Purpose
MUC1, an oncogene overexpressed in multiple solid tumors including pancreatic cancer, reduces overall survival and imparts resistance to radiation and chemotherapies. We previously identified that MUC1 facilitates growth promoting metabolic alterations in pancreatic cancer cells. The present study investigates the role of MUC1-mediated metabolism in radiation resistance of pancreatic cancer by utilizing cell lines and in vivo models.
Experimental design
We used MUC1 knockdown and overexpressed cell line models for evaluating the role of MUC1-mediated metabolism in radiation resistance through in vitro cytotoxicity, clonogenicity, DNA damage response and metabolomic evaluations. We also investigated if inhibition of glycolysis could revert MUC1-mediated metabolic alterations and radiation resistance using in vitro and in vivo models.
Results
MUC1 expression diminished radiation-induced cytotoxicity and DNA damage in pancreatic cancer cells by enhancing glycolysis, pentose phosphate pathway, and nucleotide biosynthesis.
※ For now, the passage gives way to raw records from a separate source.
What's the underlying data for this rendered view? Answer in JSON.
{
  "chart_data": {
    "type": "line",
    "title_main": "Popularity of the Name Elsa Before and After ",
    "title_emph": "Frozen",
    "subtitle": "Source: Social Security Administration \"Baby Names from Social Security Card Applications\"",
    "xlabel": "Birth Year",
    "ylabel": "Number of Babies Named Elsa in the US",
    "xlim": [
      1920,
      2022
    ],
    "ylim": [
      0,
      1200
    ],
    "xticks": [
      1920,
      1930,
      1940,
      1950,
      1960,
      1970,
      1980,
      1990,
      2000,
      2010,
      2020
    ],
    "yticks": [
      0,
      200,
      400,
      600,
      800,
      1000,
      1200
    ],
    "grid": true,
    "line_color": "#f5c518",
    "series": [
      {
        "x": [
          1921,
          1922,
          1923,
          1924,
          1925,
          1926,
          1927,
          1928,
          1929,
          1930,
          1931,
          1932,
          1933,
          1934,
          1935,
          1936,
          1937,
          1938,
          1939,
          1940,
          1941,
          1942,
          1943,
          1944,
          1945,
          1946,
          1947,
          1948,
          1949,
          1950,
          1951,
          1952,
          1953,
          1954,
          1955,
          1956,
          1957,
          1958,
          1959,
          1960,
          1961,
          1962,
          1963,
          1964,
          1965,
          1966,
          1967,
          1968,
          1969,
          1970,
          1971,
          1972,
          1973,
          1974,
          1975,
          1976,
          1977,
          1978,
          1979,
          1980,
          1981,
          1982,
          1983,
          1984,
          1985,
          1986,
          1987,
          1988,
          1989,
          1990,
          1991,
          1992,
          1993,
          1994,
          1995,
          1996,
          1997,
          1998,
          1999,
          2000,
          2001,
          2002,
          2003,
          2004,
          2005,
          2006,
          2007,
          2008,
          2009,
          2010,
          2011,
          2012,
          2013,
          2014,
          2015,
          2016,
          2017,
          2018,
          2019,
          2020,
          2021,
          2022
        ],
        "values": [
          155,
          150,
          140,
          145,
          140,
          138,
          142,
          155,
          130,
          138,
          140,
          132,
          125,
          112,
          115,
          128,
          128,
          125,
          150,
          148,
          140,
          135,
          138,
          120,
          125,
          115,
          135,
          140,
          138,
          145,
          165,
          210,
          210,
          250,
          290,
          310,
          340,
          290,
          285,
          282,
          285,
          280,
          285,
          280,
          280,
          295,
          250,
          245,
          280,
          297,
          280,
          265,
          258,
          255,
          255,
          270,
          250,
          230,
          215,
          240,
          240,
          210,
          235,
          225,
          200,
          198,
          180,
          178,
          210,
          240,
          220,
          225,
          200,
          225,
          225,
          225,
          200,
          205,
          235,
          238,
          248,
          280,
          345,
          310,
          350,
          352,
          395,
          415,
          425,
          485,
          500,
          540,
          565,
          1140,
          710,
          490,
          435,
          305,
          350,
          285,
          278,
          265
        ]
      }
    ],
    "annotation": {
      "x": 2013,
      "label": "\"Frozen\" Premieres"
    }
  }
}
Such metabolic reprogramming resulted in high nucleotide pools and radiation resistance in in vitro models. Pre-treatment with the glycolysis inhibitor, 3-bromopyruvate (BrPA) abrogated MUC1-mediated radiation resistance both in vitro and in vivo, by reducing glucose flux into nucleotide biosynthetic pathways and enhancing DNA damage, which could again be reversed by pre-treatment with nucleoside pools.
Conclusions
MUC1-mediated nucleotide metabolism plays a key role in facilitating radiation-resistance in pancreatic cancer and targeted effectively through glycolytic inhibition.